La vidéo du jour : ADP ne pourra pas s’affranchir totalement des intérêts publics
En première ligne dans le débat houleux sur les rapports villes-campagnes, les responsables politiques des sept départements franciliens ont choisi d’enfiler un gilet jaune par-dessus leur costume d’élu local à propos de la privatisation d’ADP.
Autour d’un message simple : «celle-ci ne pourra se faire d’en haut et sans nous». A priori, le discours, déjà largement relayé par le Sénat, n’est pas nouveau.

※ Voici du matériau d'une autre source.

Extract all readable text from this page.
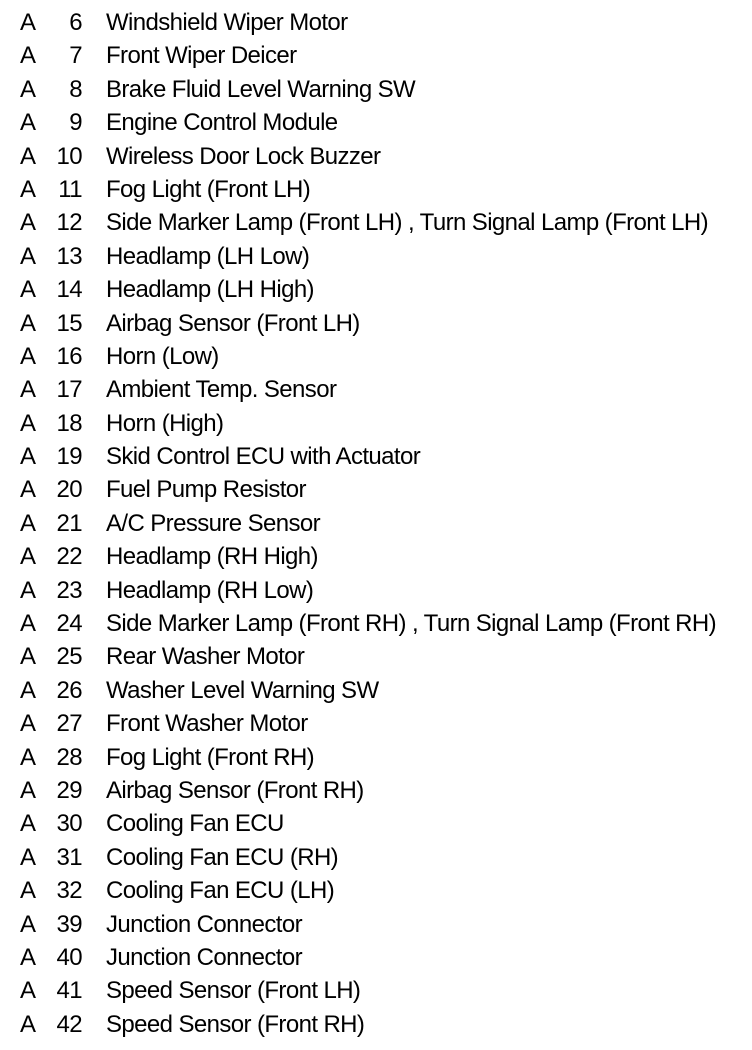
A	6 Windshield Wiper Motor
A	7 Front Wiper Deicer
A	8 Brake Fluid Level Warning SW
A	9 Engine Control Module
A 10 Wireless Door Lock Buzzer
A 11 Fog Light (Front LH)
A 12 Side Marker Lamp (Front LH) , Turn Signal Lamp (Front LH)
A 13 Headlamp (LH Low)
A 14 Headlamp (LH High)
A 15 Airbag Sensor (Front LH)
A 16 Horn (Low)
A 17 Ambient Temp. Sensor
A 18 Horn (High)
A 19 Skid Control ECU with Actuator
A 20 Fuel Pump Resistor
A 21 A/C Pressure Sensor
A 22 Headlamp (RH High)
A 23 Headlamp (RH Low)
A 24 Side Marker Lamp (Front RH) , Turn Signal Lamp (Front RH)
A 25 Rear Washer Motor
A 26 Washer Level Warning SW
A 27 Front Washer Motor
A 28 Fog Light (Front RH)
A 29 Airbag Sensor (Front RH)
A 30 Cooling Fan ECU
A 31 Cooling Fan ECU (RH)
A 32 Cooling Fan ECU (LH)
A 39 Junction Connector
A 40 Junction Connector
A 41 Speed Sensor (Front LH)
A 42 Speed Sensor (Front RH)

Mais ces collectivités territoriales affirment avoir les moyens financiers de leurs ambitions, à savoir prendre 29,9% du capital de l’aéroport à privatiser, avec le concours d’un… fonds de capital-investissement, Ardian, aux fortes ambitions dans les infrastructures.

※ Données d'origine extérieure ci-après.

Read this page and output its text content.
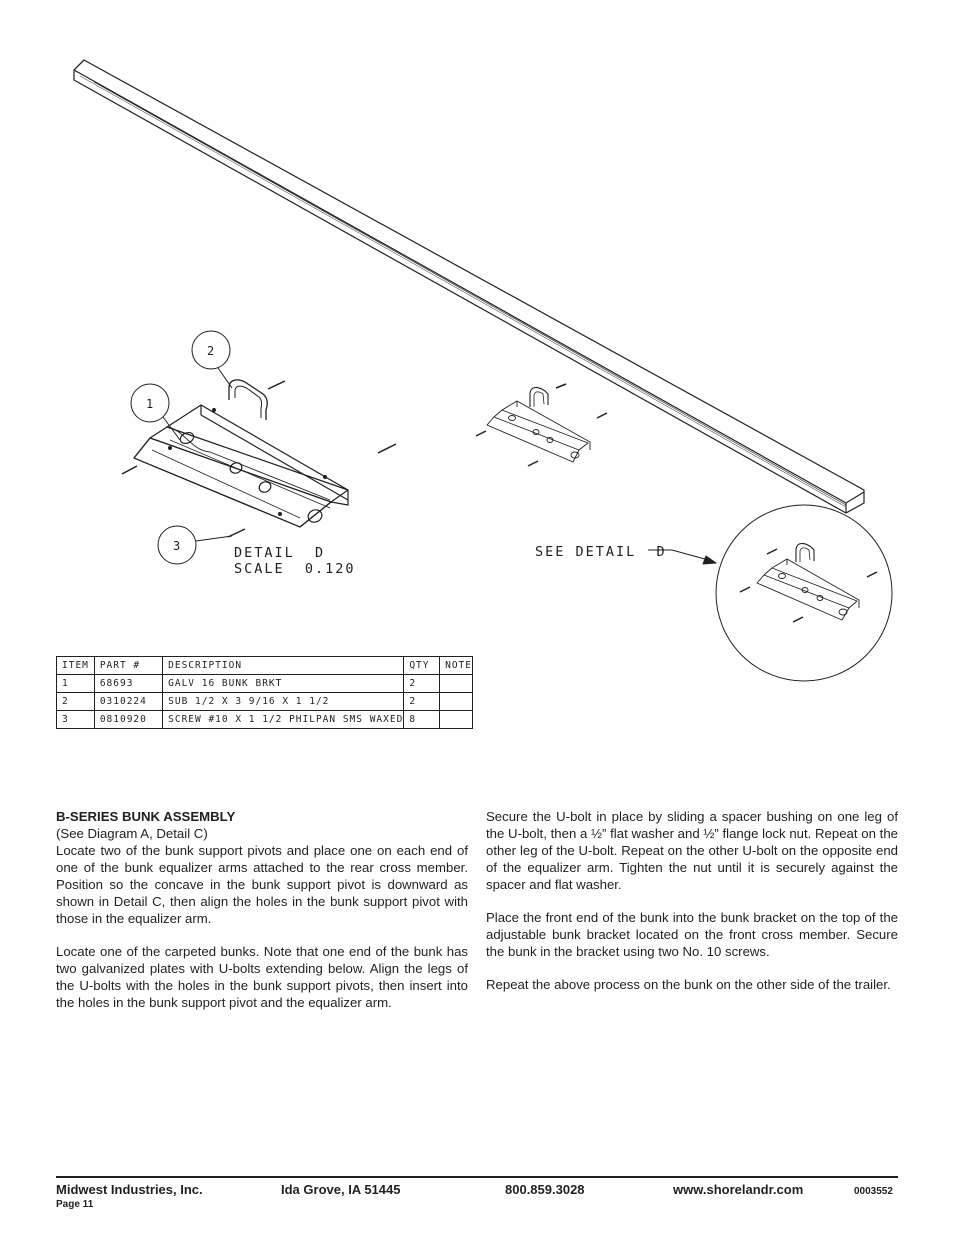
2
1
3	DETAIL  D
SCALE  0.120
SEE DETAIL  D
ITEM	PART #	DESCRIPTION	QTY	NOTE
1	68693	GALV 16 BUNK BRKT	2	
2	0310224	SUB 1/2 X 3 9/16 X 1 1/2	2	
3	0810920	SCREW #10 X 1 1/2 PHILPAN SMS WAXED	8	

B-SERIES BUNK ASSEMBLY

(See Diagram A, Detail C)

Locate two of the bunk support pivots and place one on each end of one of the bunk equalizer arms attached to the rear cross member. Position so the concave in the bunk support pivot is downward as shown in Detail C, then align the holes in the bunk support pivot with those in the equalizer arm.

Locate one of the carpeted bunks. Note that one end of the bunk has two galvanized plates with U-bolts extending below. Align the legs of the U-bolts with the holes in the bunk support pivots, then insert into the holes in the bunk support pivot and the equalizer arm.

Secure the U-bolt in place by sliding a spacer bushing on one leg of the U-bolt, then a ½” flat washer and ½” flange lock nut. Repeat on the other leg of the U-bolt. Repeat on the other U-bolt on the opposite end of the equalizer arm. Tighten the nut until it is securely against the spacer and flat washer.

Place the front end of the bunk into the bunk bracket on the top of the adjustable bunk bracket located on the front cross member. Secure the bunk in the bracket using two No. 10 screws.

Repeat the above process on the bunk on the other side of the trailer.

Midwest Industries, Inc.	Ida Grove, IA 51445	800.859.3028	www.shorelandr.com	0003552
Page 11
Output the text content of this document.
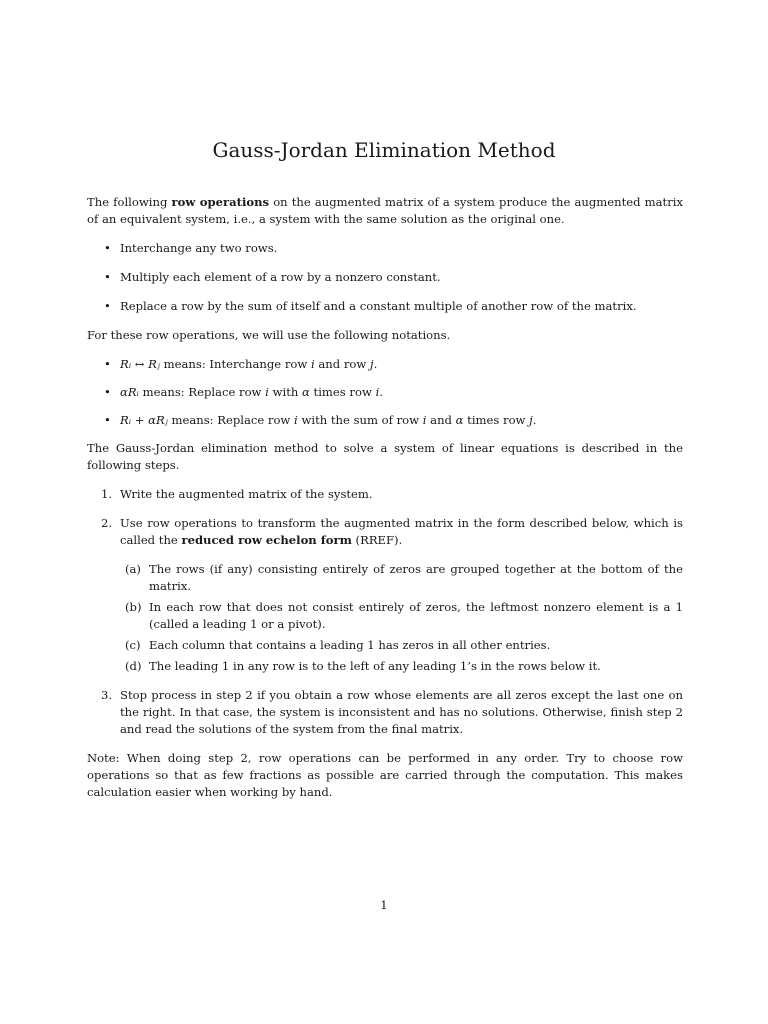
Gauss-Jordan Elimination Method

The following row operations on the augmented matrix of a system produce the augmented matrix of an equivalent system, i.e., a system with the same solution as the original one.

• Interchange any two rows.
• Multiply each element of a row by a nonzero constant.
• Replace a row by the sum of itself and a constant multiple of another row of the matrix.

For these row operations, we will use the following notations.

• Rᵢ ↔ Rⱼ means: Interchange row i and row j.
• αRᵢ means: Replace row i with α times row i.
• Rᵢ + αRⱼ means: Replace row i with the sum of row i and α times row j.

The Gauss-Jordan elimination method to solve a system of linear equations is described in the following steps.

1. Write the augmented matrix of the system.
2. Use row operations to transform the augmented matrix in the form described below, which is called the reduced row echelon form (RREF).
(a) The rows (if any) consisting entirely of zeros are grouped together at the bottom of the matrix.
(b) In each row that does not consist entirely of zeros, the leftmost nonzero element is a 1 (called a leading 1 or a pivot).
(c) Each column that contains a leading 1 has zeros in all other entries.
(d) The leading 1 in any row is to the left of any leading 1’s in the rows below it.
3. Stop process in step 2 if you obtain a row whose elements are all zeros except the last one on the right. In that case, the system is inconsistent and has no solutions. Otherwise, finish step 2 and read the solutions of the system from the final matrix.

Note: When doing step 2, row operations can be performed in any order. Try to choose row operations so that as few fractions as possible are carried through the computation. This makes calculation easier when working by hand.

1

Cette alliance capitalistique paraît aussi opportuniste et astucieuse côté Ardian, qui joue la contre-programmation face au géant de l’aéroportuaire Vinci, qu’incongrue du côté des élus locaux.

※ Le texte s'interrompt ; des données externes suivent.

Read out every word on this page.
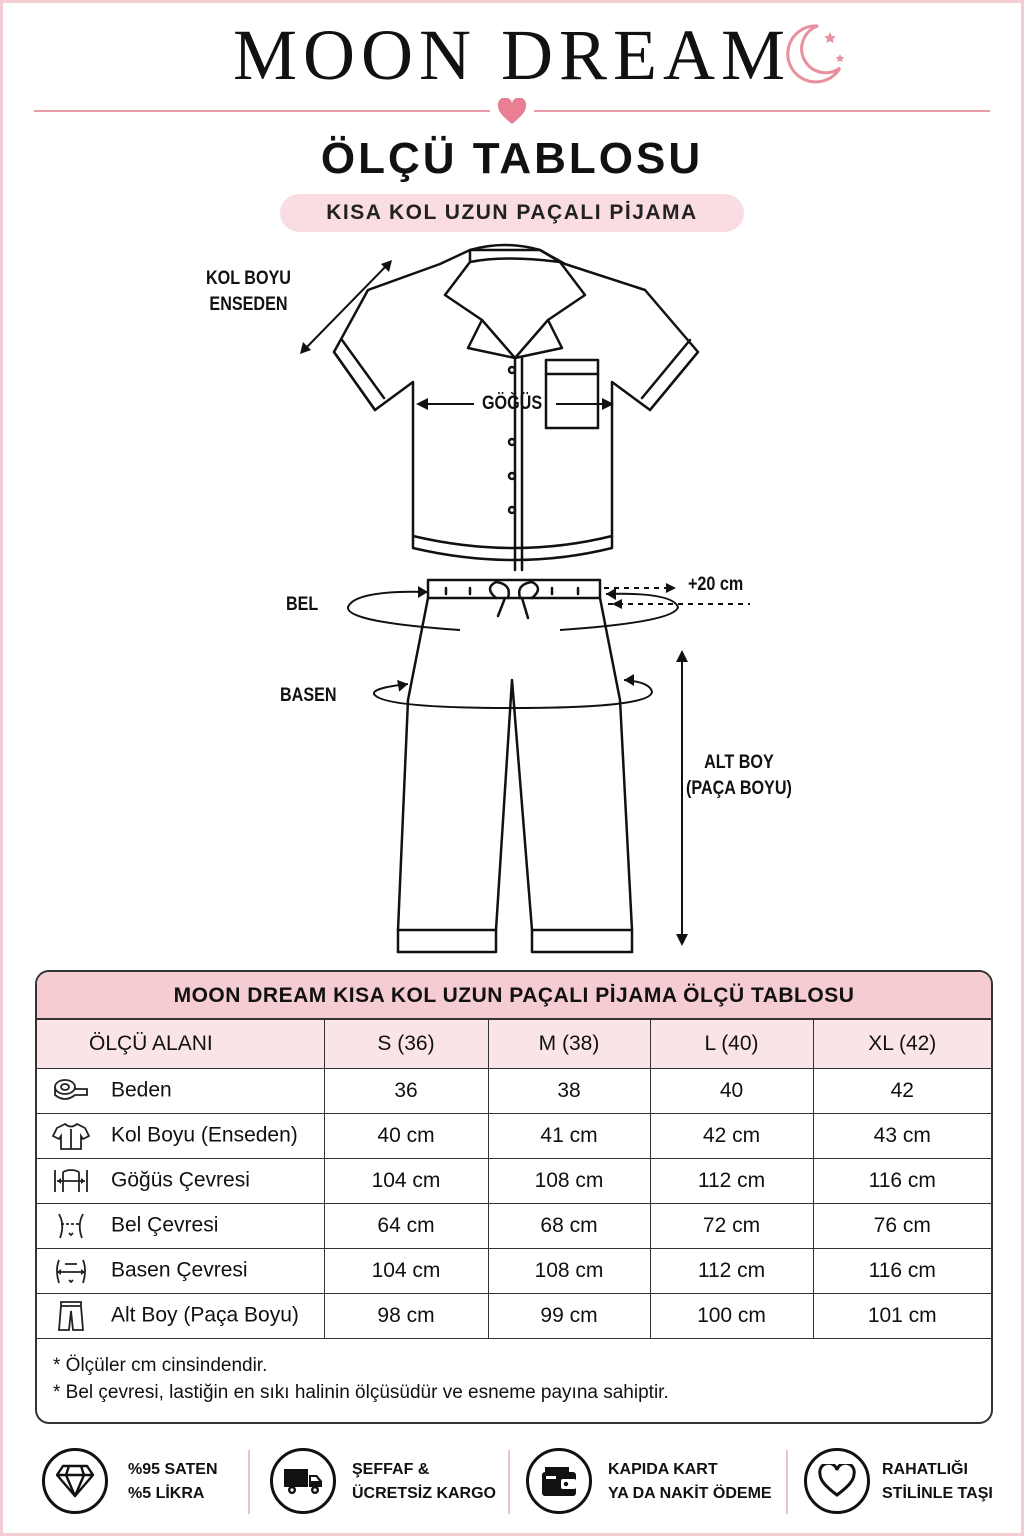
MOON DREAM
ÖLÇÜ TABLOSU
KISA KOL UZUN PAÇALI PİJAMA
KOL BOYU
ENSEDEN
GÖĞÜS
BEL
+20 cm
BASEN
ALT BOY
(PAÇA BOYU)
MOON DREAM KISA KOL UZUN PAÇALI PİJAMA ÖLÇÜ TABLOSU
ÖLÇÜ ALANI	S (36)	M (38)	L (40)	XL (42)
Beden	36	38	40	42
Kol Boyu (Enseden)	40 cm	41 cm	42 cm	43 cm
Göğüs Çevresi	104 cm	108 cm	112 cm	116 cm
Bel Çevresi	64 cm	68 cm	72 cm	76 cm
Basen Çevresi	104 cm	108 cm	112 cm	116 cm
Alt Boy (Paça Boyu)	98 cm	99 cm	100 cm	101 cm
* Ölçüler cm cinsindendir.
* Bel çevresi, lastiğin en sıkı halinin ölçüsüdür ve esneme payına sahiptir.
%95 SATEN
%5 LİKRA
ŞEFFAF &
ÜCRETSİZ KARGO
KAPIDA KART
YA DA NAKİT ÖDEME
RAHATLIĞI
STİLİNLE TAŞI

Ceux-ci ne comptent-ils pas dans leurs rangs nombre de contempteurs patentés de la finance ? Mais à la guerre comme à la guerre !... L’efficacité politique de leur offensive ne devrait d’ailleurs guère en souffrir.
De par sa qualité d’opérateur dominant en France et aussi en Europe, son importance en matière de sécurité et de transports publics, enfin du fait de son domaine foncier de près de 6.700 hectares, on comprend sans peine qu’ADP est un actif majeur aux yeux des collectivités locales au point de vouloir peser sur sa gouvernance.
Celles-ci auront d’autant moins de peine à convaincre l’opinion du bien-fondé de leur combat que les exemples de collectivités actionnaires de leurs aéroports locaux abondent, en France comme à l’étranger.
Reste à connaître les détails sonnants et trébuchants de cette offre, pour l’instant surtout médiatique ; la répartition des apports entre les futurs actionnaires ainsi que la politique qu’ils entendent mener seront importantes.
Le niveau de participation qu’ils réclament devra aussi être compatible avec les exigences de la législation boursière, ainsi qu’avec les ambitions des autres actionnaires candidats avec lesquels il faudra cohabiter.
Les échanges avec Bercy sont loin d’être bouclés. Mais en affirmant qu’en cas de privatisation à 100%, ils ne déposeront pas d’offres, les départements franciliens mettent l’exécutif devant un choix radical et lourd de sens dans la crise actuelle.
Sauf à passer clairement en force, l’Elysée devra composer d’une manière ou d’une autre avec d’autres intérêts publics.